SonarLint is an easy-to-use extension that helps you find and fix bugs and security issues as you code. The extension runs in the background and, just like a spell checker, highlights source code issues that pose a quality or security concern. The extension not only tells you what the issue is but also provides in-context guidance on why it's harmful and how to fix it, with examples. The extension supports over 500+ Java rules and includes several Quick Fixes to automatically fix certain quality issues.

Code analysis on the fly

Issues are highlighted directly in the editor with hovers to provide detailed explanations.

Issues found in the opened file can also be reviewed through the Problems panel of VS Code. When applicable, secondary code locations are mentioned so you can understand where the issue originates from (for example, the code path that led to a bug).

Rule documentation and remediation guidance

For any issues detected, SonarLint provides full documentation about the rule that was violated, and the best coding practice it relates to. This allows you to understand why an issue is raised, and how to fix it.

Enabling more quality and security rules

By default, SonarLint provides a wide array of rules to detect bugs and vulnerabilities. More checks can be enabled through the SonarLint Rules view.

For more details about the SonarLint for VS Code extension, visit the SonarLint website.

Checkstyle

With the Checkstyle for Java extension, you can use either existing checkstyle configurations (Google's or Sun's Check) or your own customized files for your project. When editing a Java file, the extension will check the file format and provide Quick Fixes if possible on the fly.

Set Checkstyle configuration file using the Checkstyle: Set the Checkstyle Configuration File command and selecting the Checkstyle file from the dropdown.

The Checkstyle for Java extension supports live linting.

And batch check.

The Problems panel will open when you click the Checkstyle status icon in the Status bar.

Set Checkstyle configuration file

To set the configuration file, right-click the .xml file and select Set the Checkstyle Configuration File.

Set Checkstyle configuration file

You can also trigger the command Checkstyle: Set Checkstyle Configuration File to choose the configuration file in the File Explorer. The extension looks for a checkstyle.xml file in your workspace to make Checkstyle configuration easier. You will also see the two built-in configurations:

  • Google's Check
  • Sun's Check

The command Checkstyle: Set the Checkstyle Configuration detects potential Checkstyle configuration files and lists them. You can also provide a configuration file by directly writing a URL in the input box.
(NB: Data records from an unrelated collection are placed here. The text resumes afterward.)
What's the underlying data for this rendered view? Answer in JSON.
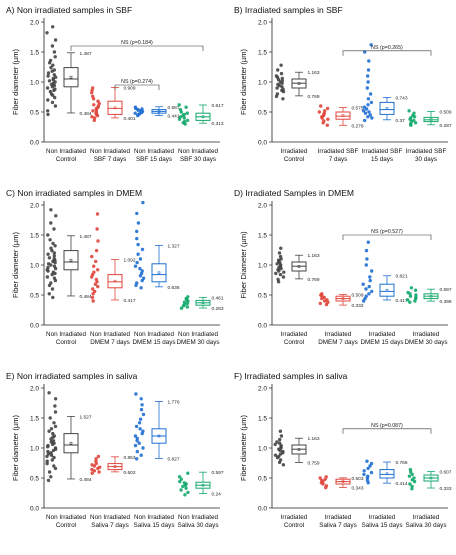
{
  "figure": {
    "colors": {
      "control": "#444444",
      "day7": "#e0453b",
      "day15": "#1f6fd1",
      "day30": "#12a86b"
    }
  },
  "chart_data": [
    {
      "type": "box",
      "title": "A) Non irradiated samples in SBF",
      "ylabel": "Fiber diameter (µm)",
      "ylim": [
        0,
        2.0
      ],
      "yticks": [
        "0.0",
        "0.5",
        "1.0",
        "1.5",
        "2.0"
      ],
      "categories": [
        [
          "Non Irradiated",
          "Control"
        ],
        [
          "Non Irradiated",
          "SBF 7 days"
        ],
        [
          "Non Irradiated",
          "SBF 15 days"
        ],
        [
          "Non Irradiated",
          "SBF 30 days"
        ]
      ],
      "series": [
        {
          "color": "#444444",
          "q1": 0.92,
          "median": 1.05,
          "q3": 1.24,
          "upper_label": "1.487",
          "lower_label": "0.484",
          "upper": 1.487,
          "lower": 0.484,
          "points": [
            0.46,
            0.52,
            0.6,
            0.66,
            0.7,
            0.74,
            0.78,
            0.8,
            0.84,
            0.86,
            0.88,
            0.9,
            0.92,
            0.94,
            0.96,
            0.98,
            1.0,
            1.02,
            1.04,
            1.06,
            1.08,
            1.1,
            1.12,
            1.15,
            1.18,
            1.2,
            1.24,
            1.28,
            1.32,
            1.36,
            1.42,
            1.5,
            1.6,
            1.7,
            1.82,
            1.92
          ]
        },
        {
          "color": "#e0453b",
          "q1": 0.46,
          "median": 0.56,
          "q3": 0.68,
          "upper_label": "0.909",
          "lower_label": "0.401",
          "upper": 0.909,
          "lower": 0.401,
          "points": [
            0.36,
            0.4,
            0.42,
            0.44,
            0.46,
            0.48,
            0.5,
            0.52,
            0.54,
            0.56,
            0.58,
            0.6,
            0.62,
            0.64,
            0.68,
            0.72,
            0.76,
            0.82,
            0.86,
            0.9
          ]
        },
        {
          "color": "#1f6fd1",
          "q1": 0.48,
          "median": 0.51,
          "q3": 0.54,
          "upper_label": "0.587",
          "lower_label": "0.441",
          "upper": 0.587,
          "lower": 0.441,
          "points": [
            0.44,
            0.46,
            0.47,
            0.48,
            0.49,
            0.5,
            0.51,
            0.52,
            0.53,
            0.54,
            0.55,
            0.56,
            0.58
          ]
        },
        {
          "color": "#12a86b",
          "q1": 0.36,
          "median": 0.42,
          "q3": 0.48,
          "upper_label": "0.617",
          "lower_label": "0.313",
          "upper": 0.617,
          "lower": 0.313,
          "points": [
            0.3,
            0.32,
            0.34,
            0.36,
            0.38,
            0.4,
            0.42,
            0.44,
            0.46,
            0.48,
            0.5,
            0.54,
            0.58,
            0.62
          ]
        }
      ],
      "brackets": [
        {
          "from": 1,
          "to": 2,
          "label": "NS (p=0.274)",
          "y": 0.95
        },
        {
          "from": 0,
          "to": 3,
          "label": "NS (p=0.184)",
          "y": 1.6
        }
      ]
    },
    {
      "type": "box",
      "title": "B) Irradiated samples in SBF",
      "ylabel": "Fiber diameter (µm)",
      "ylim": [
        0,
        2.0
      ],
      "yticks": [
        "0.0",
        "0.5",
        "1.0",
        "1.5",
        "2.0"
      ],
      "categories": [
        [
          "Irradiated",
          "Control"
        ],
        [
          "Irradiated SBF",
          "7 days"
        ],
        [
          "Irradiated SBF",
          "15 days"
        ],
        [
          "Irradiated SBF",
          "30 days"
        ]
      ],
      "series": [
        {
          "color": "#444444",
          "q1": 0.9,
          "median": 0.98,
          "q3": 1.05,
          "upper_label": "1.163",
          "lower_label": "0.769",
          "upper": 1.163,
          "lower": 0.769,
          "points": [
            0.72,
            0.76,
            0.8,
            0.84,
            0.86,
            0.88,
            0.9,
            0.92,
            0.94,
            0.96,
            0.98,
            1.0,
            1.02,
            1.04,
            1.06,
            1.08,
            1.1,
            1.14,
            1.2,
            1.28
          ]
        },
        {
          "color": "#e0453b",
          "q1": 0.38,
          "median": 0.43,
          "q3": 0.5,
          "upper_label": "0.575",
          "lower_label": "0.278",
          "upper": 0.575,
          "lower": 0.278,
          "points": [
            0.28,
            0.32,
            0.35,
            0.38,
            0.4,
            0.42,
            0.44,
            0.46,
            0.48,
            0.5,
            0.52,
            0.56,
            0.6
          ]
        },
        {
          "color": "#1f6fd1",
          "q1": 0.46,
          "median": 0.54,
          "q3": 0.66,
          "upper_label": "0.743",
          "lower_label": "0.37",
          "upper": 0.743,
          "lower": 0.37,
          "points": [
            0.36,
            0.4,
            0.42,
            0.45,
            0.48,
            0.5,
            0.52,
            0.55,
            0.58,
            0.62,
            0.66,
            0.72,
            0.8,
            0.9,
            1.0,
            1.1,
            1.2,
            1.35,
            1.5,
            1.62
          ]
        },
        {
          "color": "#12a86b",
          "q1": 0.34,
          "median": 0.37,
          "q3": 0.41,
          "upper_label": "0.509",
          "lower_label": "0.287",
          "upper": 0.509,
          "lower": 0.287,
          "points": [
            0.28,
            0.3,
            0.32,
            0.34,
            0.36,
            0.38,
            0.4,
            0.42,
            0.44,
            0.48,
            0.52
          ]
        }
      ],
      "brackets": [
        {
          "from": 1,
          "to": 3,
          "label": "NS (p=0.265)",
          "y": 1.52
        }
      ]
    },
    {
      "type": "box",
      "title": "C) Non irradiated samples in DMEM",
      "ylabel": "Fiber diameter (µm)",
      "ylim": [
        0,
        2.0
      ],
      "yticks": [
        "0.0",
        "0.5",
        "1.0",
        "1.5",
        "2.0"
      ],
      "categories": [
        [
          "Non Irradiated",
          "Control"
        ],
        [
          "Non Irradiated",
          "DMEM 7 days"
        ],
        [
          "Non Irradiated",
          "DMEM 15 days"
        ],
        [
          "Non Irradiated",
          "DMEM 30 days"
        ]
      ],
      "series": [
        {
          "color": "#444444",
          "q1": 0.92,
          "median": 1.05,
          "q3": 1.24,
          "upper_label": "1.487",
          "lower_label": "0.484",
          "upper": 1.487,
          "lower": 0.484,
          "points": [
            0.46,
            0.52,
            0.6,
            0.66,
            0.7,
            0.74,
            0.78,
            0.8,
            0.84,
            0.86,
            0.88,
            0.9,
            0.92,
            0.94,
            0.96,
            0.98,
            1.0,
            1.02,
            1.04,
            1.06,
            1.08,
            1.1,
            1.12,
            1.15,
            1.18,
            1.2,
            1.24,
            1.28,
            1.32,
            1.36,
            1.42,
            1.5,
            1.6,
            1.7,
            1.82,
            1.92
          ]
        },
        {
          "color": "#e0453b",
          "q1": 0.62,
          "median": 0.72,
          "q3": 0.84,
          "upper_label": "1.092",
          "lower_label": "0.417",
          "upper": 1.092,
          "lower": 0.417,
          "points": [
            0.4,
            0.46,
            0.52,
            0.56,
            0.6,
            0.64,
            0.68,
            0.72,
            0.76,
            0.8,
            0.84,
            0.88,
            0.92,
            0.98,
            1.06,
            1.14,
            1.24,
            1.4,
            1.6,
            1.85
          ]
        },
        {
          "color": "#1f6fd1",
          "q1": 0.72,
          "median": 0.84,
          "q3": 1.02,
          "upper_label": "1.327",
          "lower_label": "0.636",
          "upper": 1.327,
          "lower": 0.636,
          "points": [
            0.62,
            0.66,
            0.7,
            0.74,
            0.78,
            0.82,
            0.86,
            0.9,
            0.94,
            0.98,
            1.04,
            1.1,
            1.18,
            1.26,
            1.34,
            1.44,
            1.56,
            1.7,
            1.86,
            2.04
          ]
        },
        {
          "color": "#12a86b",
          "q1": 0.33,
          "median": 0.37,
          "q3": 0.41,
          "upper_label": "0.461",
          "lower_label": "0.283",
          "upper": 0.461,
          "lower": 0.283,
          "points": [
            0.28,
            0.3,
            0.32,
            0.34,
            0.36,
            0.38,
            0.4,
            0.42,
            0.44,
            0.47
          ]
        }
      ],
      "brackets": []
    },
    {
      "type": "box",
      "title": "D) Irradiated Samples in DMEM",
      "ylabel": "Fiber Diameter (µm)",
      "ylim": [
        0,
        2.0
      ],
      "yticks": [
        "0.0",
        "0.5",
        "1.0",
        "1.5",
        "2.0"
      ],
      "categories": [
        [
          "Irradiated",
          "Control"
        ],
        [
          "Irradiated",
          "DMEM 7 days"
        ],
        [
          "Irradiated",
          "DMEM 15 days"
        ],
        [
          "Irradiated",
          "DMEM 30 days"
        ]
      ],
      "series": [
        {
          "color": "#444444",
          "q1": 0.9,
          "median": 0.98,
          "q3": 1.05,
          "upper_label": "1.163",
          "lower_label": "0.769",
          "upper": 1.163,
          "lower": 0.769,
          "points": [
            0.72,
            0.76,
            0.8,
            0.84,
            0.86,
            0.88,
            0.9,
            0.92,
            0.94,
            0.96,
            0.98,
            1.0,
            1.02,
            1.04,
            1.06,
            1.08,
            1.1,
            1.14,
            1.2,
            1.28
          ]
        },
        {
          "color": "#e0453b",
          "q1": 0.4,
          "median": 0.44,
          "q3": 0.48,
          "upper_label": "0.509",
          "lower_label": "0.332",
          "upper": 0.509,
          "lower": 0.332,
          "points": [
            0.34,
            0.36,
            0.38,
            0.4,
            0.42,
            0.44,
            0.46,
            0.48,
            0.5,
            0.52
          ]
        },
        {
          "color": "#1f6fd1",
          "q1": 0.48,
          "median": 0.56,
          "q3": 0.68,
          "upper_label": "0.821",
          "lower_label": "0.417",
          "upper": 0.821,
          "lower": 0.417,
          "points": [
            0.4,
            0.44,
            0.48,
            0.52,
            0.56,
            0.6,
            0.64,
            0.68,
            0.74,
            0.8,
            0.9,
            1.0,
            1.1,
            1.24,
            1.38
          ]
        },
        {
          "color": "#12a86b",
          "q1": 0.44,
          "median": 0.48,
          "q3": 0.52,
          "upper_label": "0.597",
          "lower_label": "0.398",
          "upper": 0.597,
          "lower": 0.398,
          "points": [
            0.38,
            0.4,
            0.42,
            0.44,
            0.46,
            0.48,
            0.5,
            0.52,
            0.54,
            0.58,
            0.62
          ]
        }
      ],
      "brackets": [
        {
          "from": 1,
          "to": 3,
          "label": "NS (p=0.527)",
          "y": 1.5
        }
      ]
    },
    {
      "type": "box",
      "title": "E) Non irradiated samples in saliva",
      "ylabel": "Fiber diameter (µm)",
      "ylim": [
        0,
        2.0
      ],
      "yticks": [
        "0.0",
        "0.5",
        "1.0",
        "1.5",
        "2.0"
      ],
      "categories": [
        [
          "Non Irradiated",
          "Control"
        ],
        [
          "Non Irradiated",
          "Saliva 7 days"
        ],
        [
          "Non Irradiated",
          "Saliva 15 days"
        ],
        [
          "Non Irradiated",
          "Saliva 30 days"
        ]
      ],
      "series": [
        {
          "color": "#444444",
          "q1": 0.92,
          "median": 1.05,
          "q3": 1.24,
          "upper_label": "1.527",
          "lower_label": "0.484",
          "upper": 1.527,
          "lower": 0.484,
          "points": [
            0.46,
            0.52,
            0.6,
            0.66,
            0.7,
            0.74,
            0.78,
            0.8,
            0.84,
            0.86,
            0.88,
            0.9,
            0.92,
            0.94,
            0.96,
            0.98,
            1.0,
            1.02,
            1.04,
            1.06,
            1.08,
            1.1,
            1.12,
            1.15,
            1.18,
            1.2,
            1.24,
            1.28,
            1.32,
            1.36,
            1.42,
            1.5,
            1.6,
            1.7,
            1.82,
            1.92
          ]
        },
        {
          "color": "#e0453b",
          "q1": 0.64,
          "median": 0.69,
          "q3": 0.74,
          "upper_label": "0.853",
          "lower_label": "0.602",
          "upper": 0.853,
          "lower": 0.602,
          "points": [
            0.58,
            0.6,
            0.62,
            0.64,
            0.66,
            0.68,
            0.7,
            0.72,
            0.74,
            0.78,
            0.82,
            0.86
          ]
        },
        {
          "color": "#1f6fd1",
          "q1": 1.08,
          "median": 1.2,
          "q3": 1.32,
          "upper_label": "1.776",
          "lower_label": "0.827",
          "upper": 1.776,
          "lower": 0.827,
          "points": [
            0.82,
            0.88,
            0.94,
            1.0,
            1.04,
            1.08,
            1.12,
            1.16,
            1.2,
            1.24,
            1.28,
            1.32,
            1.36,
            1.42,
            1.48,
            1.56,
            1.64,
            1.72,
            1.82,
            1.9
          ]
        },
        {
          "color": "#12a86b",
          "q1": 0.33,
          "median": 0.38,
          "q3": 0.43,
          "upper_label": "0.597",
          "lower_label": "0.24",
          "upper": 0.597,
          "lower": 0.24,
          "points": [
            0.22,
            0.26,
            0.3,
            0.33,
            0.36,
            0.38,
            0.4,
            0.42,
            0.44,
            0.48,
            0.52,
            0.58
          ]
        }
      ],
      "brackets": []
    },
    {
      "type": "box",
      "title": "F) Irradiated samples in saliva",
      "ylabel": "Fiber diameter (µm)",
      "ylim": [
        0,
        2.0
      ],
      "yticks": [
        "0.0",
        "0.5",
        "1.0",
        "1.5",
        "2.0"
      ],
      "categories": [
        [
          "Irradiated",
          "Control"
        ],
        [
          "Irradiated",
          "Saliva 7 days"
        ],
        [
          "Irradiated",
          "Saliva 15 days"
        ],
        [
          "Irradiated",
          "Saliva 30 days"
        ]
      ],
      "series": [
        {
          "color": "#444444",
          "q1": 0.9,
          "median": 0.98,
          "q3": 1.05,
          "upper_label": "1.163",
          "lower_label": "0.759",
          "upper": 1.163,
          "lower": 0.759,
          "points": [
            0.72,
            0.76,
            0.8,
            0.84,
            0.86,
            0.88,
            0.9,
            0.92,
            0.94,
            0.96,
            0.98,
            1.0,
            1.02,
            1.04,
            1.06,
            1.08,
            1.1,
            1.14,
            1.2,
            1.28
          ]
        },
        {
          "color": "#e0453b",
          "q1": 0.4,
          "median": 0.44,
          "q3": 0.48,
          "upper_label": "0.503",
          "lower_label": "0.343",
          "upper": 0.503,
          "lower": 0.343,
          "points": [
            0.34,
            0.37,
            0.4,
            0.42,
            0.44,
            0.46,
            0.48,
            0.5,
            0.52
          ]
        },
        {
          "color": "#1f6fd1",
          "q1": 0.5,
          "median": 0.56,
          "q3": 0.64,
          "upper_label": "0.766",
          "lower_label": "0.414",
          "upper": 0.766,
          "lower": 0.414,
          "points": [
            0.42,
            0.46,
            0.5,
            0.53,
            0.56,
            0.59,
            0.62,
            0.66,
            0.7,
            0.74,
            0.78
          ]
        },
        {
          "color": "#12a86b",
          "q1": 0.45,
          "median": 0.5,
          "q3": 0.55,
          "upper_label": "0.607",
          "lower_label": "0.333",
          "upper": 0.607,
          "lower": 0.333,
          "points": [
            0.32,
            0.36,
            0.4,
            0.44,
            0.47,
            0.5,
            0.53,
            0.56,
            0.6,
            0.64
          ]
        }
      ],
      "brackets": [
        {
          "from": 1,
          "to": 3,
          "label": "NS (p=0.087)",
          "y": 1.32
        }
      ]
    }
  ]
}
You can also set the Checkstyle version by using the command Checkstyle: Set the Checkstyle Version.

The command will:

  • List the latest Checkstyle version from the main repo.
  • List all the downloaded versions.
  • List all the supported versions.
  • Mark the currently used version with a check symbol.
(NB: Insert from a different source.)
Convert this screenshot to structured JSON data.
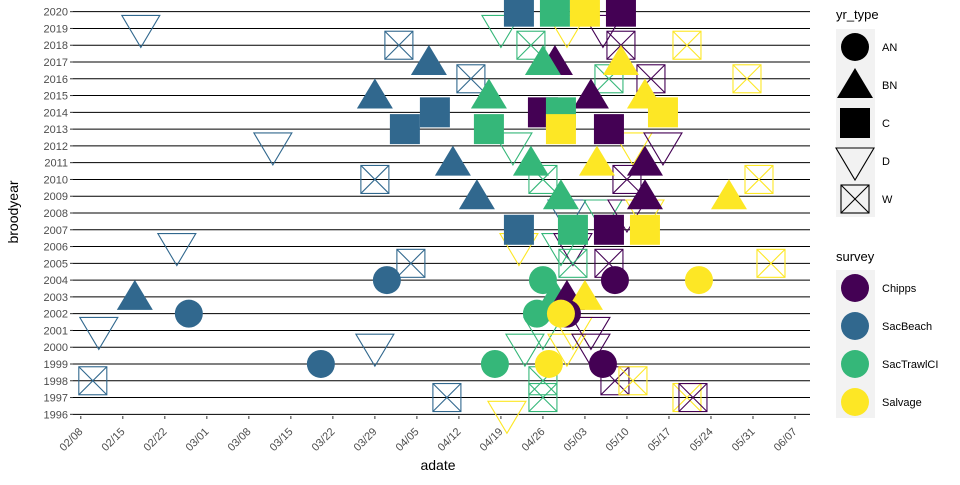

In addition, you can also bring any 3rd-party modules for Checkstyle by configuring its path. For example, after using the configuration below, you can add <module name="SingleBreakOrContinueCheck"/> or <module name="com.github.sevntu.checkstyle.checks.naming.SingleBreakOrContinueCheck"/> to checkstyle.xml to use those checks.

"java.checkstyle.modules": [ "${workspaceFolder}/src/main/resources/sevntu-checks-1.35.0.jar" ]

Check the style and fix the violations

When editing a Java file, the extension will check the file format and provide Quick Fixes if possible. You can click the lightbulb button in the editor to show the available Quick Fixes.

Fix style violation

For more details about Checkstyle for Java, visit its GitHub Repository.